Le premier était le mentor de Sarkozy, lequel a remporté l’élection présidentielle de 2007 ; le second avait formé Hollande au poste de premier secrétaire du PS – il avait écrasé Mélenchon lors de l’élection du 27 novembre 1997 avec 91% des voix – avant de le voir entrer à l’Elysée en 2012.
A défaut d’avoir atteint la magistrature suprême, sans doute, en partie, pour avoir fait la même erreur politique, en confondant le premier tour de la présidentielle avec le second, Balladur et Jospin auront contribué à modifier en profondeur les institutions de la Ve République. A ce titre, ils sont l’un et l’autre des paradoxes : réformateurs de la République sans l'avoir présidée.
Pour ne pas apparaître "ringard"
Écartés du devant de la scène politique – involontairement pour Balladur et volontairement pour Jospin –, les deux hommes y ont été réinstallés par le poulain qui avait fait mieux que le maître.
Mais l’histoire ne s’arrête pas là ! Car si le mandat présidentiel dure aujourd’hui cinq ans au lieu de sept depuis l’instauration de la Ve République par la Constitution du 4 octobre 1958, c’est par la grâce de… Lionel Jospin.
Devenu chef du gouvernement après l’échec de la dissolution de l’Assemblée nationale provoquée par Jacques Chirac, en 1997, Jospin va imposer, en 2000, le quinquennat au chef de l’Etat qui n’en veut pas. Pour ne pas paraître « ringard » face à cette évolution institutionnelle, le président finit par organiser un référendum, en septembre, qui attire à peine plus de 30% du corps électoral mais assure une victoire du « oui » à plus de 73%.

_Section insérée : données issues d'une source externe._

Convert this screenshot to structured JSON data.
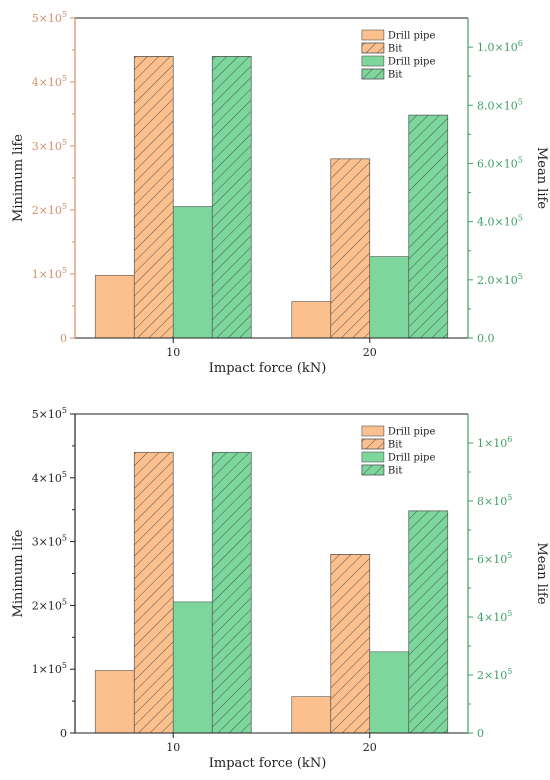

En vain, le premier ministre de cohabitation fera même du quinquennat un argument de vente présidentielle, en proclamant qu’«il vaut mieux cinq ans de Jospin que sept ans de Chirac ».
Un référendum pour se "relégitimer" ?
Reste à savoir maintenant la voie que choisira l’actuel chef de l’Etat pour donner force constitutionnelle aux propositions Jospin après le vote séparé des deux Chambres. Congrès ? Référendum ?
François Hollande peut légitimement s’interroger sur le bénéfice politique de chacune des solutions.
Celle-ci dépendra, évidemment, de la conjoncture du moment mais s’agissant d’une question comme le non-cumul des mandats, plus populaire dans l’opinion publique que parmi les parlementaires, la consultation populaire peut avoir un intérêt.
Un référendum – ce serait alors le 10e sous la Ve République – pourrait aussi avoir pour fonction de « relégitimer » le pouvoir avant des consultations électorales locales qui seront plus périlleuses pour la gauche. La droite, de son côté, ne manquerait probablement l’occasion de tenter de la « délégitimer ».